From the April 13, 2020, edition of Fox News' The Ingraham Angle

Ingraham claimed that the government response to the coronavirus “has to be realistic and achievable for a virus that ends up -- the mortality rate will end up being about 55,000-60,000,” a reference to the IHME projection. That number is “horrible,” she added, “but certainly not [the] 2.2 million” deaths predicted by the Imperial College report.

“And we're going to then like, keep America closed till we have 7 million tests a day or a week or whatever the heck the new number is?” she continued. “I mean, that's -- people have to think about that. I mean, think about whether it's even achievable before Election Day, I should say.”

But Ingraham either didn’t bother reading the fine print on the model she is citing for the mortality rate of 60,000 deaths -- or she is deliberately hiding a key fact from her audience.  The IHME projection assumes that social distancing will continue through the next month.

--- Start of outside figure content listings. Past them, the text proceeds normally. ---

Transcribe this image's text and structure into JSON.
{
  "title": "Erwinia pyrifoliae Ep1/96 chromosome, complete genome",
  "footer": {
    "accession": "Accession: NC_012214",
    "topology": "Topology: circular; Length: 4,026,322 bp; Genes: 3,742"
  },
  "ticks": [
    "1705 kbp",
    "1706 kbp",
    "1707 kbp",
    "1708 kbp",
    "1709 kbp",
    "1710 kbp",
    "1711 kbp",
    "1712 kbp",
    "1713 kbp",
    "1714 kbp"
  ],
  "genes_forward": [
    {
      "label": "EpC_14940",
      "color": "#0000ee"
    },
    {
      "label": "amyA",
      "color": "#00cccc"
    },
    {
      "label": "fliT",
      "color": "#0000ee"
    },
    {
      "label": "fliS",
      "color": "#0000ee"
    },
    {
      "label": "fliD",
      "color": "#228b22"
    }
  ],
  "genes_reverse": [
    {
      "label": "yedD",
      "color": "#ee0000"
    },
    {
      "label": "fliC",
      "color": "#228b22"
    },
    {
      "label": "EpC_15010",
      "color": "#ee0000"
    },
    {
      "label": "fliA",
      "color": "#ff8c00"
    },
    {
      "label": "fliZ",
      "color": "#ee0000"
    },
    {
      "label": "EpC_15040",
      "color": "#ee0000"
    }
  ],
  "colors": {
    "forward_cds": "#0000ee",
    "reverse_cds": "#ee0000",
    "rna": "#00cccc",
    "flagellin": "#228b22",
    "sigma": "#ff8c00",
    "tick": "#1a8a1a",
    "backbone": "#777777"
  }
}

According to the IHME model’s FAQ: “Our model assumes social distancing stays in place until the pandemic, in its current phase, reaches the point when deaths are less than 0.3 per million people. Based on our latest projections, we expect social distancing measures to be in place through the end of May.”

Moreover, the model’s death projections rest on substantial measures being put in place after social distancing is ended: “Our forecasts of zero deaths in July and August assume that appropriate measures are put in place to guard against the reintroduction of COVID-19 from another state or country. These measures may include mass screening, contact tracing, testing of all individuals entering the country, and quarantine of people who test positive.”

Epidemiologists agree that these steps would be necessary before social distancing measures could be safely scaled back. But public health experts have been sounding the alarm that the federal government does not seem to have a plan to create such a system and has repeatedly failed to build up the necessary testing capacity to carry it out.  

Ingraham and her colleagues aren’t wrong that the current economic shutdown is causing real pain to tens of millions of Americans. But they want to have it both ways. They want to pocket the merely “horrific” death totals of the IHME model projects without adopting the economically painful, bureaucratically complex steps on which that projection is based. 

If they were being honest, they would have to admit that they are willing to accept far more deaths than the current projections show in order to end the restrictions that reduced those death figures in the first place. But instead, they’re just going to keep lying to -- and endangering -- their viewers.